Oltre due milioni e mezzo di bottiglie all’anno, con un export che sfiora il 50% e copre oltre 40 Paesi, dalla Germania agli Usa, dal Giappone al Regno Unito alla Cina, Danimarca, Libano e Australia compresi, mantenendo però ogni giorno i piedi nei vigneti. Le Cantine Librandi sono protagoniste assolute e pioniere della nuova enologia calabrese, da decenni nel gruppo di punta del panorama meridionale e, fra le italiane, nel novero di quelle conosciute in tutti i continenti.
Nata negli anni Cinquanta, con impegno e passione, e la pazienza e la tenacia di chi lavora in vigna, l’azienda ha una storia ancora più lunga, cominciata un secolo fa. La raccontano i filari che ricoprono oggi gli oltre duecentotrenta ettari vitati di proprietà e la cantina che come poche altre è in grado di interpretare tradizione vignaiola, costanza qualitativa e grandi numeri, trasformandoli in emozioni.
Cinque bianchi, due rosati, cinque rossi, due spumanti Metodo Classico e un passito: la gamma delle quindici etichette Librandi è frutto di un impegno, rigoroso e continuo, mirato al raggiungimento del massimo livello di qualità. Mai subordinato al marketing o ad assecondare le mode del momento, il lavoro dell’azienda è orientato a perseguire la ricerca applicata (parti notevoli dei vigneti delle tenute sono considerati veri e propri laboratori a cielo aperto). Per coniugarla, però con la conoscenza e l’eccellenza qualitativa, col rispetto per le vigne e le loro tradizioni storiche e per le uve, il vino e i consumatori.

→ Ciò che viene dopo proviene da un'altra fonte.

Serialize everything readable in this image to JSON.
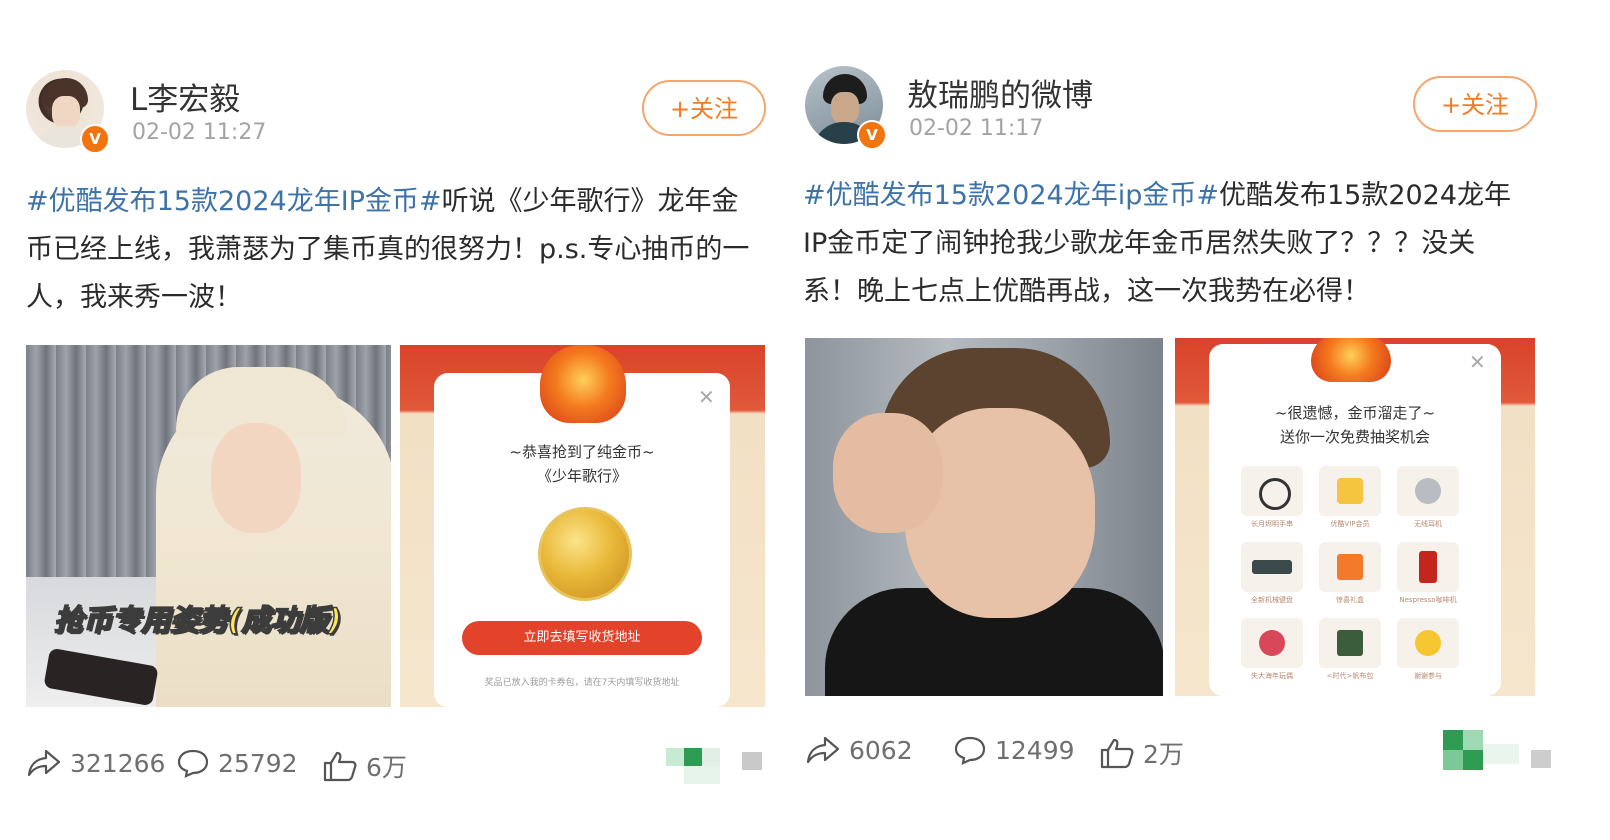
{
  "posts": [
    {
      "username": "L李宏毅",
      "timestamp": "02-02 11:27",
      "follow_label": "+关注",
      "text": {
        "hashtag": "#优酷发布15款2024龙年IP金币#",
        "body": "听说《少年歌行》龙年金币已经上线，我萧瑟为了集币真的很努力！p.s.专心抽币的一人，我来秀一波！"
      },
      "images": [
        {
          "caption": "抢币专用姿势(成功版)"
        },
        {
          "modal_title_1": "~恭喜抢到了纯金币~",
          "modal_title_2": "《少年歌行》",
          "button_label": "立即去填写收货地址",
          "fine_print": "奖品已放入我的卡券包，请在7天内填写收货地址"
        }
      ],
      "repost_count": "321266",
      "comment_count": "25792",
      "like_count": "6万"
    },
    {
      "username": "敖瑞鹏的微博",
      "timestamp": "02-02 11:17",
      "follow_label": "+关注",
      "text": {
        "hashtag": "#优酷发布15款2024龙年ip金币#",
        "body": "优酷发布15款2024龙年IP金币定了闹钟抢我少歌龙年金币居然失败了？？？没关系！晚上七点上优酷再战，这一次我势在必得！"
      },
      "images": [
        {},
        {
          "modal_title_1": "~很遗憾，金币溜走了~",
          "modal_title_2": "送你一次免费抽奖机会",
          "prizes": [
            "长月烬明手串",
            "优酷VIP会员",
            "无线耳机",
            "全新机械键盘",
            "惊喜礼盒",
            "Nespresso咖啡机",
            "失大海年玩偶",
            "<时代>帆布包",
            "谢谢参与"
          ]
        }
      ],
      "repost_count": "6062",
      "comment_count": "12499",
      "like_count": "2万"
    }
  ],
  "colors": {
    "hashtag": "#3d73a8",
    "follow": "#f47b22",
    "verified_badge": "#f2740f",
    "cta": "#e2432a"
  },
  "icons": {
    "repost": "repost-icon",
    "comment": "comment-icon",
    "like": "like-icon",
    "verified": "verified-badge-icon"
  }
}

Due fratelli, Tonino, venuto a mancare nell’ottobre 2012, e Nicodemo, attualmente presidente della Librandi Holding, gli artefici del successo. Per decenni sono stati un’affiatatissima coppia di capitani coraggiosi dell’imprenditoria agricola meridionale. Fiutando con largo anticipo la storia dell’enologia del Sud, hanno contribuito a farla. I Librandi non rappresentano soltanto un capitolo importante della storia del lavoro nel ‘900 calabrese, ma anche un bell’esempio di azienda di famiglia all’italiana.
A reggere le redini dell’impresa sono ormai i figli di Nicodemo, Raffaele e Paolo e di Tonino, Francesco e Teresa. Nicodemo Librandi non è solo la figura più autorevole e la memoria storica. Poco più che settantenne, ha percorso e percorre le strade più innovative legate alle tecniche viticole e alle ricerche d’avanguardia anche con l’obiettivo della sostenibilità ambientale. Se è importantissimo il suo impegno nella riscoperta di secolari vitigni autoctoni perduti, oggi è al fianco degli studiosi che lavorano al miglioramento, per selezione genetica naturale, dell’uva tradizionale del Cirò e della Calabria, il gaglioppo.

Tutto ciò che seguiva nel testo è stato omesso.